É o breve relato do necessário. Passo à análise.

No que tange ao processo de elaboração normativa, observo que a minuta atende aos requisitos do Decreto nº 10.139/2019, que dispõe sobre a revisão e consolidação de atos normativos inferiores a decreto, estando o texto adequado à espécie normativa de instrução normativa, tendo em vista que, embora não se destine apenas ao público interno do Ministério da Cultura, trata-se de nomenclatura utilizada pelo regulamento da Lei Rouanet para os atos normativos de competência da Ministra de Estado da Cultura, conforme art. 80 do Decreto nº 11.453/2023. Importante ressaltar que, devido à reorganização administrativa que resultou na divisão do Ministério do turismo para recriação do Ministério da Cultura, admite-se que a numeração da presente instrução normativa seja estabelecida a partir do reinício da sequência numérica de atos normativos que emanem do novo Ministério da Cultura, com amparo no § 1º do art. 3º do Decreto nº 10.139/2019, observando-se a necessidade de dar sequência às numerações de futuras instruções normativas ministeriais sem reinício anual, em face das novas regras do referido decreto sobre o tema.

No que tange especificamente à data de publicação, conforme bem apontado na Nota Técnica nº 6/2023, trata-se de matéria que exige urgência na aprovação, tendo em vista não apenas o exíguo prazo de 30 dias do supracitado art. 80, mas também e principalmente pela urgente necessidade de reabertura do Sistema de Apoio às Leis de Incentivo à Cultura (SALIC), que deveria estar aberto para o cadastramento de propostas culturais desde fevereiro de 2023, porém permaneceu fechado para o acesso público a fim de que somente pudesse ser reaberto após as necessárias adequações dos regulamentos do ministério às novas disposições do Decreto nº 11.453/2023. Logo, afigura-se plenamente justificada a hipótese do parágrafo único do art. 4º do Decreto nº 10.139/2019, que autoriza a publicação imediata de atos normativos inferiores a decreto quando haja justificada urgência no expediente administrativo.

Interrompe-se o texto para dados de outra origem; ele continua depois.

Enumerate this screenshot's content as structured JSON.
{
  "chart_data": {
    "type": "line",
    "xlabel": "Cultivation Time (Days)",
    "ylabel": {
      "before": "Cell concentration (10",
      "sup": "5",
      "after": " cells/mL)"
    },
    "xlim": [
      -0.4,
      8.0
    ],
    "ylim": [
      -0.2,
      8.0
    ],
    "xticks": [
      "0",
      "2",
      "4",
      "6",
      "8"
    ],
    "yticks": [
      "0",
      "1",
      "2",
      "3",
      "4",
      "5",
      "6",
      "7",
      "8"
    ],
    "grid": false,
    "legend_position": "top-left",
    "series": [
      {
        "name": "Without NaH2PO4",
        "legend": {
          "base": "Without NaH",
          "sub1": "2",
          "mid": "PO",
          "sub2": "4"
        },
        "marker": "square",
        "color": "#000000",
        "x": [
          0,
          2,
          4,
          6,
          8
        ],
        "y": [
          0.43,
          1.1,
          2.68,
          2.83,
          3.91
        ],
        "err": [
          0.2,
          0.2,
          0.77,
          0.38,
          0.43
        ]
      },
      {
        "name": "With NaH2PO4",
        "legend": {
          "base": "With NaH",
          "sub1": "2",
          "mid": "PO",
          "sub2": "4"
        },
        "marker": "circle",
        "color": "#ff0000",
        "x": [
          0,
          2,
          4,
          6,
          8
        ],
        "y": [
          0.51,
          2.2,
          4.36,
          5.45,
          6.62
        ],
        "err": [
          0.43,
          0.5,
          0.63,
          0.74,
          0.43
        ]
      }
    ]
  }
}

No que tange aos requisitos formais e redacionais do Decreto nº 9.191/2017 a que se sujeita a presente minuta na forma do art. 3º-A do Decreto nº 10.139/2019, observa-se a necessidade dos pequenos ajustes a seguir:

  1. ajuste de pontuação (supressão de vírgula) no inciso II do § 3º do art. 2º da minuta;
  2. enumeração por incisos no § 1º do art. 8º da minuta; 
  3. utilização de negrito nos vocábulos em latim e outros idiomas estrangeiros; 
  4. mencionar a Secretaria-Executiva juntamente às demais autoridades citadas no § 9º do art. 2º da minuta, no que tange à distribuição interna de competências de sua alçada.

No que se refere ao conteúdo da minuta, é importante contextualizar a proposta no bojo das importantes inovações normativas trazidas com a revogação do Decreto nº 10.755/2021 pelo Decreto nº 11.453/2023, que restabeleceu uma série de competências e diretrizes de governança vigentes no mecanismo de incentivos fiscais do Pronac antes do advento do decreto revogado, mas também inovou nas diretrizes da política cultural do governo federal, com ênfase em ações afirmativas, de reconhecimento da diversidade cultural e de integração entre educação e cultura, visando melhor atender às finalidades e objetivos do programa previstos na Lei nº 8.313/1991.

Entre as principais inovações, destaca-se o restabelecimento da possibilidade de apresentação de projetos no formato de planos anuais e plurianuais de atividades, por instituições culturais sem fins lucrativos, em atendimento ao art. 54 do Decreto nº 11.453/2023. O modelo atende aos pressupostos jurídicos da Lei de Incentivo à Cultura e permite um melhor planejamento destas instituições com relação a suas atividades, uma vez que, em tal categoria, de projeto, a instituição deixa de apresentar projetos isolados e trata toda a sua programação anual de atividades como um único projeto a receber incentivos fiscais, permitida ainda a utilização de recursos em despesas de manutenção da instituição, dentro de determinados limites. Ademais, com a possibilidade não apenas da anualização destes projetos, mas também sua extensão plurianual, reduz-se a burocracia do processo de aprovação, exigindo-se apenas a renovação anual da autorização para captação dos recursos de renúncia fiscal. 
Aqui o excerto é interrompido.